O Quênia, por sua vez, recebe cerca de dois milhões de turistas por ano e o setor é uma das maiores fontes de divisas do país. Acidentes com aeronaves de pequeno porte em safáris não são raridade nos registros da aviação civil do continente africano, mas cada ocorrência reacende o debate sobre a fiscalização que o governo keniano aplica — ou não aplica — às operadoras que vendem o céu do Rift Valley como produto premium.
Do lado de cá do Atlântico, a semana trouxe um número que merece pausa: segundo levantamento da Articulação dos Povos Indígenas do Brasil (Apib), as eleições de outubro de 2026 concentram 191 candidaturas de pessoas que declararam ao Tribunal Superior Eleitoral descendência indígena. É o maior contingente já registrado no país.
A régua desta editoria exige perguntar quem manda no orçamento e quem perde quando a resposta é sempre o mesmo perfil. Políticas de saúde indígena, demarcação de terras e assistência técnica para agricultores de subsistência são decididas em comissões parlamentares onde, até hoje, os povos que mais dependem dessas políticas raramente têm voto. Um deputado federal ou uma vereadora indígena não muda esse quadro de uma legislatura para outra — mas ocupa o assento onde a negociação acontece, e isso é diferente de não ocupar.
A Embrapa publicou nesta semana propostas de política agrícola sustentável endereçadas a candidatos de outubro, baseadas em evidências científicas. O documento circula num campo eleitoral em que o agronegócio de exportação tem representação consolidada e a agricultura familiar e indígena disputa atenção. Que a empresa pública de pesquisa escolha dialogar diretamente com candidatos antes do pleito indica que não confia que o tema chegue à pauta por iniciativa espontânea dos partidos.
Três fatos de semanas distintas, colocados juntos, mostram o mesmo nervo: o Estado, em qualquer latitude, é uma estrutura que distribui recursos e proteção segundo quem está dentro da sala quando a decisão é tomada. No condado de Samburu, um aparato de inteligência perdeu seu topo por acaso. Em Brasília, 191 pessoas tentam, pelo voto, garantir que sua comunidade tenha alguém dentro da sala. São movimentos opostos numa mesma física — e o orçamento, como sempre, é o campo gravitacional que explica tudo.

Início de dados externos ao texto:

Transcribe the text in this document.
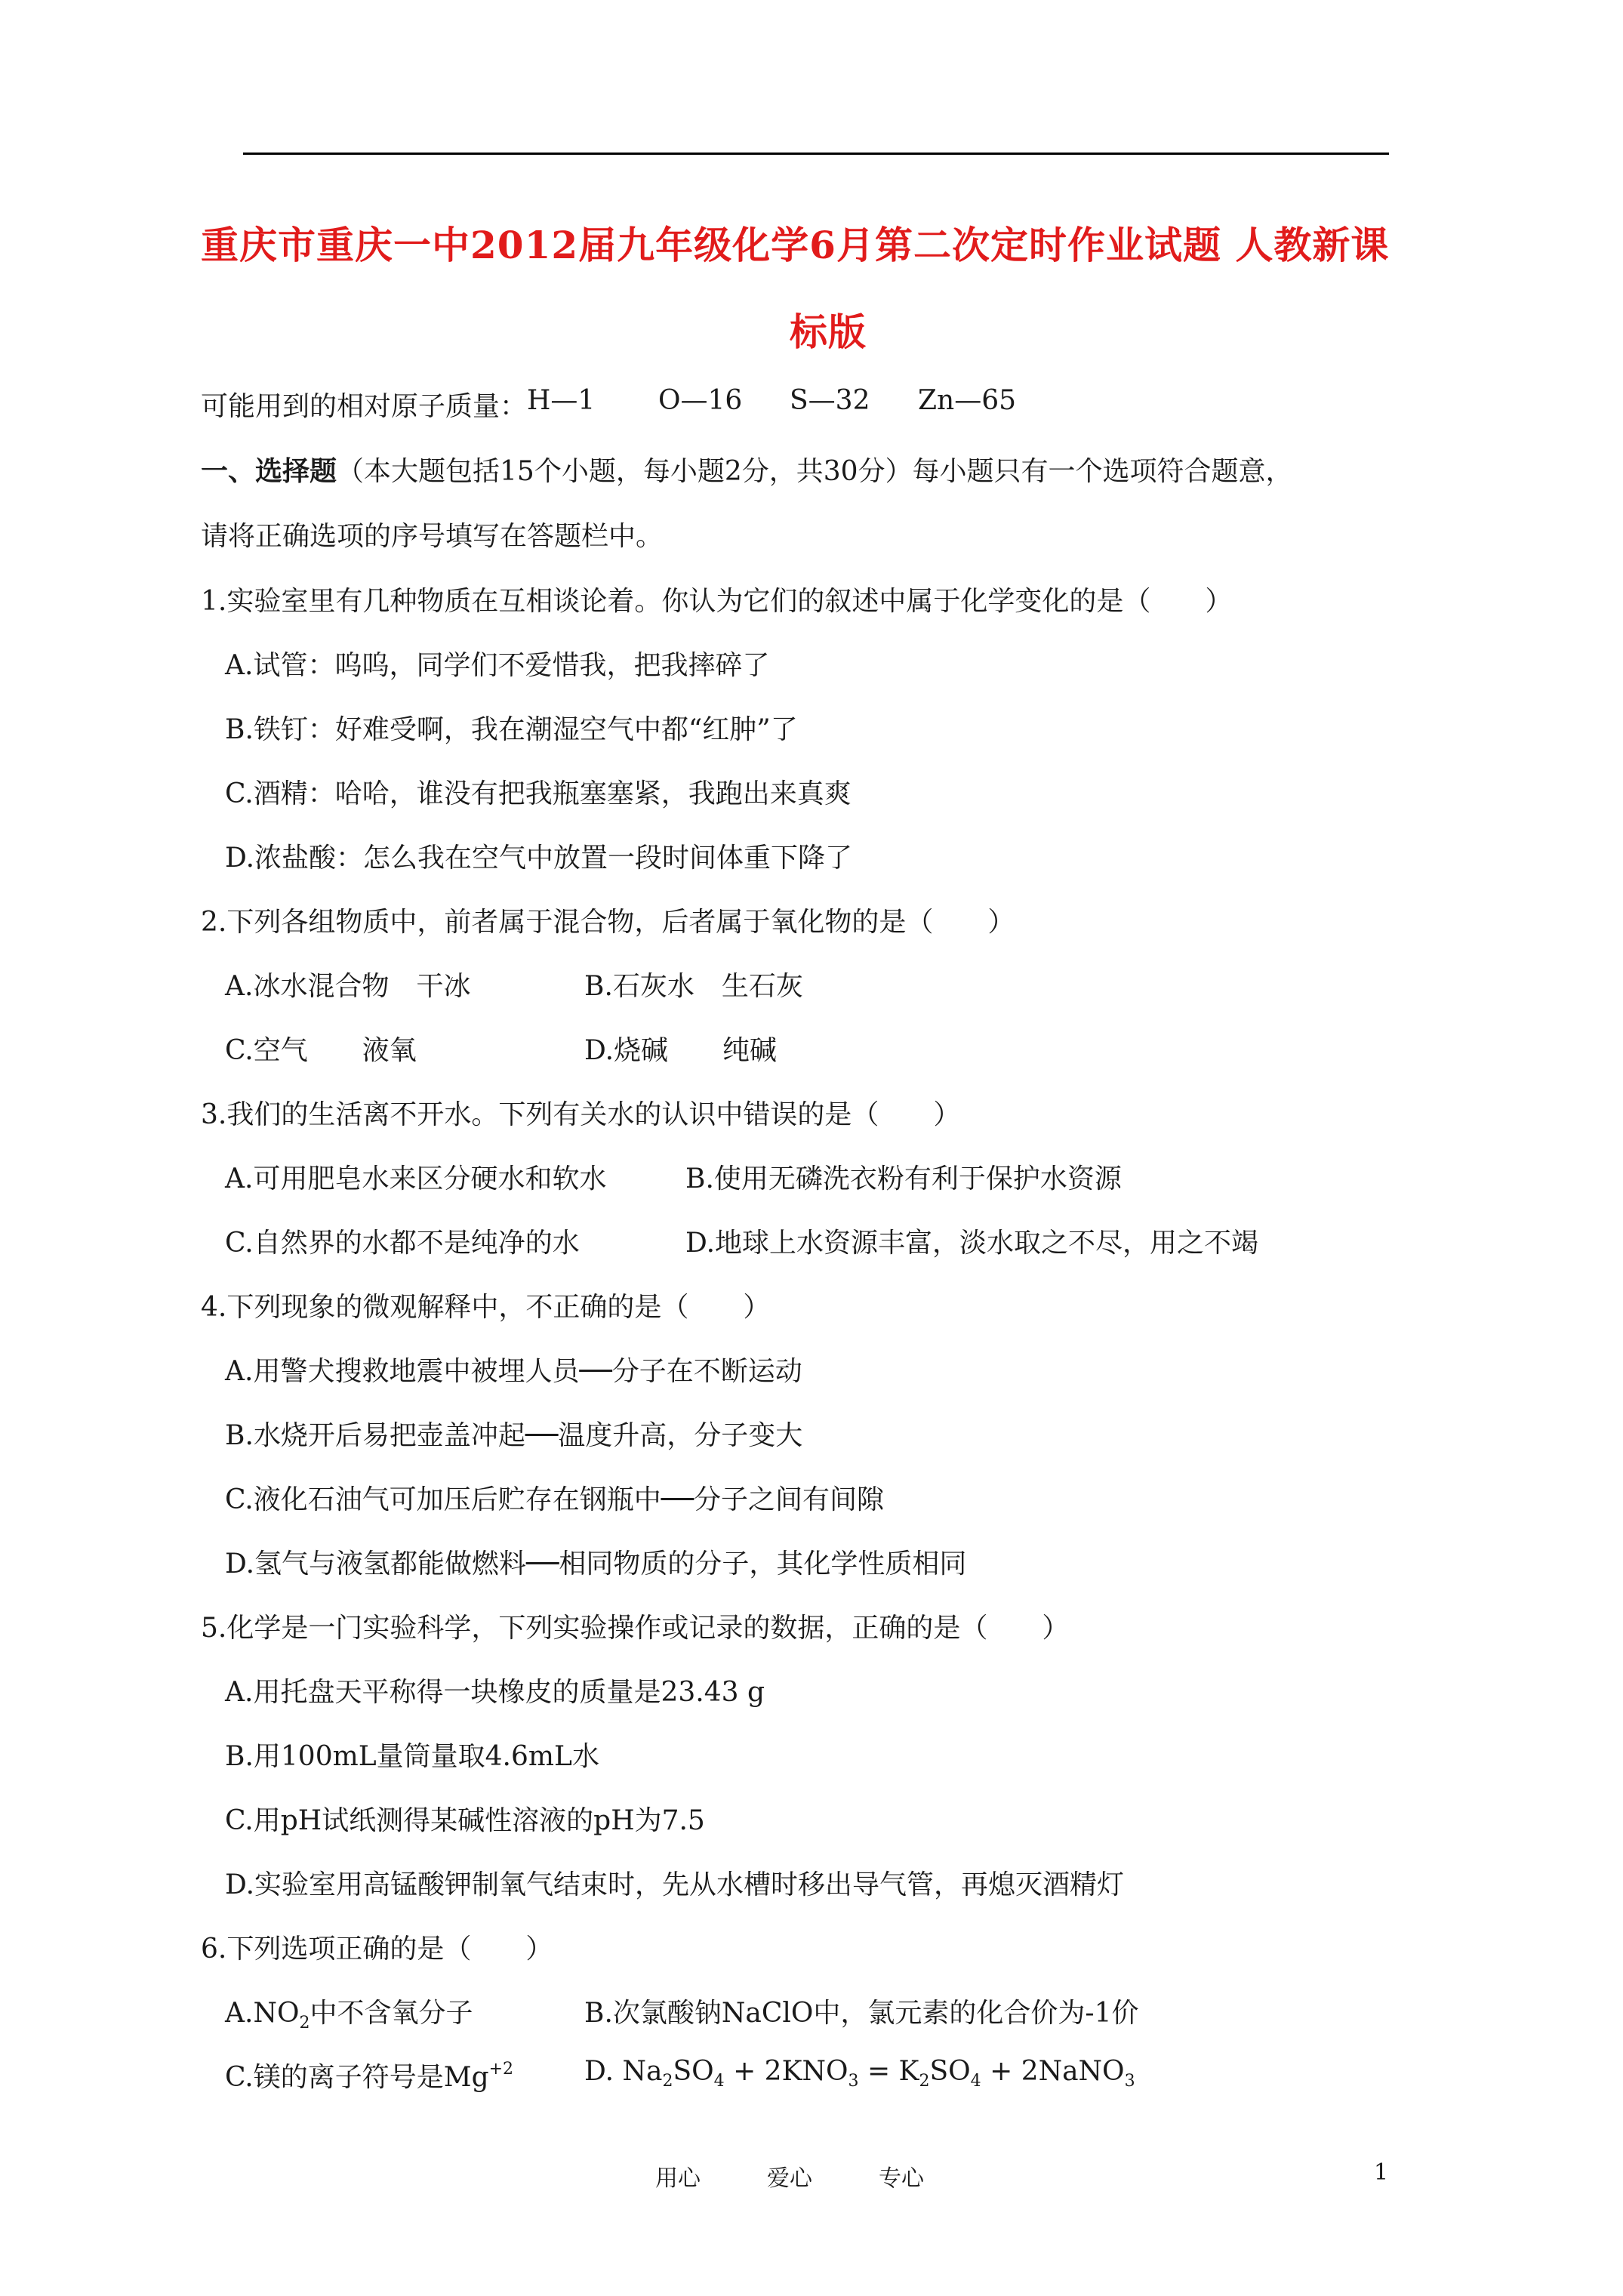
重庆市重庆一中2012届九年级化学6月第二次定时作业试题 人教新课
标版
可能用到的相对原子质量： H—1 O—16 S—32 Zn—65
一、选择题（本大题包括15个小题，每小题2分，共30分）每小题只有一个选项符合题意，
请将正确选项的序号填写在答题栏中。
1.实验室里有几种物质在互相谈论着。你认为它们的叙述中属于化学变化的是（　　）
A.试管：呜呜，同学们不爱惜我，把我摔碎了
B.铁钉：好难受啊，我在潮湿空气中都“红肿”了
C.酒精：哈哈，谁没有把我瓶塞塞紧，我跑出来真爽
D.浓盐酸：怎么我在空气中放置一段时间体重下降了
2.下列各组物质中，前者属于混合物，后者属于氧化物的是（　　）
A.冰水混合物　干冰	B.石灰水　生石灰
C.空气　　液氧	D.烧碱　　纯碱
3.我们的生活离不开水。下列有关水的认识中错误的是（　　）
A.可用肥皂水来区分硬水和软水	B.使用无磷洗衣粉有利于保护水资源
C.自然界的水都不是纯净的水	D.地球上水资源丰富，淡水取之不尽，用之不竭
4.下列现象的微观解释中，不正确的是（　　）
A.用警犬搜救地震中被埋人员──分子在不断运动
B.水烧开后易把壶盖冲起──温度升高，分子变大
C.液化石油气可加压后贮存在钢瓶中──分子之间有间隙
D.氢气与液氢都能做燃料──相同物质的分子，其化学性质相同
5.化学是一门实验科学，下列实验操作或记录的数据，正确的是（　　）
A.用托盘天平称得一块橡皮的质量是23.43 g
B.用100mL量筒量取4.6mL水
C.用pH试纸测得某碱性溶液的pH为7.5
D.实验室用高锰酸钾制氧气结束时，先从水槽时移出导气管，再熄灭酒精灯
6.下列选项正确的是（　　）
$A.NO_2$中不含氧分子	B.次氯酸钠NaClO中，氯元素的化合价为-1价
C.镁的离子符号是$Mg^{+2}$	D. $Na_2SO_4 + 2KNO_3 = K_2SO_4$ + 2NaNO$_3$
用心	爱心	专心	1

Na tarde de quarta-feira, 19 de agosto, o plenário do Supremo Tribunal Federal formou maioria para estender as medidas protetivas de urgência da Lei Maria da Penha a casos de violência de gênero sem vínculo doméstico. A decisão altera o perímetro prático da lei que completa vinte anos: agora, uma mulher ameaçada por colega de trabalho, por vizinho ou por desconhecido pode pedir a proteção que antes dependia da configuração de relação íntima. O relator levou o caso ao plenário; a maioria respondeu. Não é extensão simbólica — é deslocamento de competência, porque juízes que antes recusavam a aplicação passam a ter obrigação expressa.
Na segunda-feira, 17, o Tribunal de Justiça do Paraná aceitou a denúncia contra a médica responsável pela direção técnica da UTI Pediátrica do Hospital Angelina Caron, em Campina Grande do Sul, pela morte de seis crianças. O enquadramento é homicídio culposo — sem dolo, mas com responsabilização por negligência ou imperícia na condução da unidade. A médica responderá em liberdade enquanto o processo avança. O caso saiu do hospital para o tribunal; agora sai do tribunal para o noticiário permanente que acompanha processos dessa natureza mês a mês.
Na terça-feira, 18, na Vara competente da capital paulista, a promotora de Justiça Fabíola Sucasas viu a denúncia acatada: Ivo Vel Kos, empresário de 48 anos preso por agredir a esposa, virou réu por lesão corporal contra mulher e ameaça. A prisão preventiva foi mantida. O caso segue o rito da Lei Maria da Penha — e chega à semana em que o STF justamente ampliou o alcance dessa mesma lei, sem que as duas pautas tenham se encontrado formalmente em nenhuma mesa.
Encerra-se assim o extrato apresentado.